La vidéo nous ramène au cœur de l’étrangeté de Fraser. Nous la voyons avec les foules qui se pressent à travers le Musée du Vatican pour se rendre à la Chapelle Sixtine. La bande-son est l’audioguide du musée. Aux accents de la musique baroque, un guide commande à Fraser ce qu’elle doit regarder et lui rappelle d’être « pieuse ». Fraser essaye consciencieusement de se conformer. Alors que Fraser se rend d’une galerie à l’autre, elle mène à travers diverses boutiques de cadeaux et librairies. Tout se transforme en un Disneyland religieux.

Fraser Vatican

 

2008 : « Projection »

L’installation Projection (2008) consiste en deux vidéos présentées de part et d’autre d’un espace étroit, tout en longueur, au milieu duquel les spectateurs peuvent s’asseoir. Les deux projections montrent alternativement Andrea Fraser (portant les mêmes vêtements et assise dans la même chaise) parlant face caméra et donnant l’impression de s’adresser soit au spectateur soit à elle-même dans la projection opposée. Dans l’une des vidéos, Andrea Fraser est psychothérapeute, dans l’autre elle occupe la position de patiente lors d’une séance de psychothérapie.

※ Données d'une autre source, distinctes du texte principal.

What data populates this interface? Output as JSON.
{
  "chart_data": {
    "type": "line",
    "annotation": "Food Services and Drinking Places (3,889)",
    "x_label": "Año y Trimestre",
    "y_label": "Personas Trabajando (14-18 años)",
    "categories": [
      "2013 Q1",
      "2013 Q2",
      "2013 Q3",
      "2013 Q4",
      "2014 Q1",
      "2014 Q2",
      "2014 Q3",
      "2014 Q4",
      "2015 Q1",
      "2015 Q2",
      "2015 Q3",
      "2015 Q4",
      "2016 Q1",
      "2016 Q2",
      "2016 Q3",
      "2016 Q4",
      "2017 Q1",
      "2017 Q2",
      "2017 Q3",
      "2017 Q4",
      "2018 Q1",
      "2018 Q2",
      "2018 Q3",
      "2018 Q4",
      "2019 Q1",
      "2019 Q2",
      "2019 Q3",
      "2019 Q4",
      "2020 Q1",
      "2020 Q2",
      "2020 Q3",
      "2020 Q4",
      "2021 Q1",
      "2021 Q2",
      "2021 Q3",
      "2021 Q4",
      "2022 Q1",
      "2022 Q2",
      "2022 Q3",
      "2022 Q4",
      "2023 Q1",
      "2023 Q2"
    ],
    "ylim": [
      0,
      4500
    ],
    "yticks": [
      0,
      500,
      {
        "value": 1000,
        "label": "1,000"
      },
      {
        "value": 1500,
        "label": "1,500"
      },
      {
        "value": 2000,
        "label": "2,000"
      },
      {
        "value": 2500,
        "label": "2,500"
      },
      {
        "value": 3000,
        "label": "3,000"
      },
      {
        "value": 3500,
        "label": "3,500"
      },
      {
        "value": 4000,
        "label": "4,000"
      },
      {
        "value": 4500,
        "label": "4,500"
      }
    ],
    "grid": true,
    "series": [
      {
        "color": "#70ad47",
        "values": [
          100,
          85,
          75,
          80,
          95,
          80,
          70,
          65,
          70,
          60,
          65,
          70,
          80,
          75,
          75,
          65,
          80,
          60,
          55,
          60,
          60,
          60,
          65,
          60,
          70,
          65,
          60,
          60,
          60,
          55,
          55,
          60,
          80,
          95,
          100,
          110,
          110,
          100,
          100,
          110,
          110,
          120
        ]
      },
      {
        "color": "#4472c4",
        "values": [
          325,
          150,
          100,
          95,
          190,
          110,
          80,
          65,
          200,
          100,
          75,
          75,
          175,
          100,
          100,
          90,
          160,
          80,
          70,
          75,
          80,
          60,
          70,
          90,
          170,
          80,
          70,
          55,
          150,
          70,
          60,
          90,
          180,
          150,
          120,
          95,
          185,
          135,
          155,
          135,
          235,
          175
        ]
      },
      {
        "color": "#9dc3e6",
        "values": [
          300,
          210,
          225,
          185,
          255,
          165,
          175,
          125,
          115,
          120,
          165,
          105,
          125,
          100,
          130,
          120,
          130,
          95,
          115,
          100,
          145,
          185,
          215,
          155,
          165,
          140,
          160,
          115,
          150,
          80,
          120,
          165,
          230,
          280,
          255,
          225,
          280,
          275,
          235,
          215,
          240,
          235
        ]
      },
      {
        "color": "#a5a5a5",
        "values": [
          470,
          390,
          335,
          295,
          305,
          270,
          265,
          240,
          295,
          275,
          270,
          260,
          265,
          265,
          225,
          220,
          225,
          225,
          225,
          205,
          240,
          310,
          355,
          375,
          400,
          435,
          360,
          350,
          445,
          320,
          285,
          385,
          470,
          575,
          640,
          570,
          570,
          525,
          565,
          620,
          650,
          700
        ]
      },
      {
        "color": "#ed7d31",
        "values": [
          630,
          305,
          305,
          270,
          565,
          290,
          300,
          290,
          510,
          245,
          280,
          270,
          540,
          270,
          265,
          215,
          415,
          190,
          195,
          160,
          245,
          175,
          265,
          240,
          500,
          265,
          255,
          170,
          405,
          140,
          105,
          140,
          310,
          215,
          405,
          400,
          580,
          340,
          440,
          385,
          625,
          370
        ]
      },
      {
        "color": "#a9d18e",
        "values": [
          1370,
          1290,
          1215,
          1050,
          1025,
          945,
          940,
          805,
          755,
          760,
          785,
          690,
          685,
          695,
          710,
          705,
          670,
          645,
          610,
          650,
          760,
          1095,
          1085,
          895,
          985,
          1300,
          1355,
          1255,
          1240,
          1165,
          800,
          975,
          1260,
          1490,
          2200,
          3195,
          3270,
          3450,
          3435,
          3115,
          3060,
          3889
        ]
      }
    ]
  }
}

Le dialogue entre les deux personnages a été écrit à partir d’enregistrements de séances de l’artiste avec son psychothérapeute. Selon Rachel Taylor « le titre de l’œuvre joue sur les deux sens du mot « projection » : en tant que technique de projection d’une image en mouvement et d’un point de vue psychanalytique en tant que transfert inconscient de désirs et d’émotions sur un objet extérieur.

 

2013 : « Men on the Line » : est basé sur une émission de radio en direct de 1972 dans laquelle quatre hommes ont discuté d’une variété de questions liées au féminisme. Fraser a transcrit et édité l’émission et interprète les quatre participants, reprenant dans sa propre performance leur lutte pour éprouver de l’empathie à travers les frontières de l’identité de genre. En exprimant et en incarnant ces multiples points de vue masculins, le spectacle engage des débats de longue date sur le genre et la libération des femmes et, ce faisant, rappelle certaines des principales préoccupations des mouvements féministes, passés et présents. Parmi ces préoccupations figurent les questions de l’essentialisme, du séparatisme et la relation entre les luttes féministes et d’autres formes de domination, ainsi que les questions entourant la construction, l’intériorisation et la reproduction des normes et des identités sociales.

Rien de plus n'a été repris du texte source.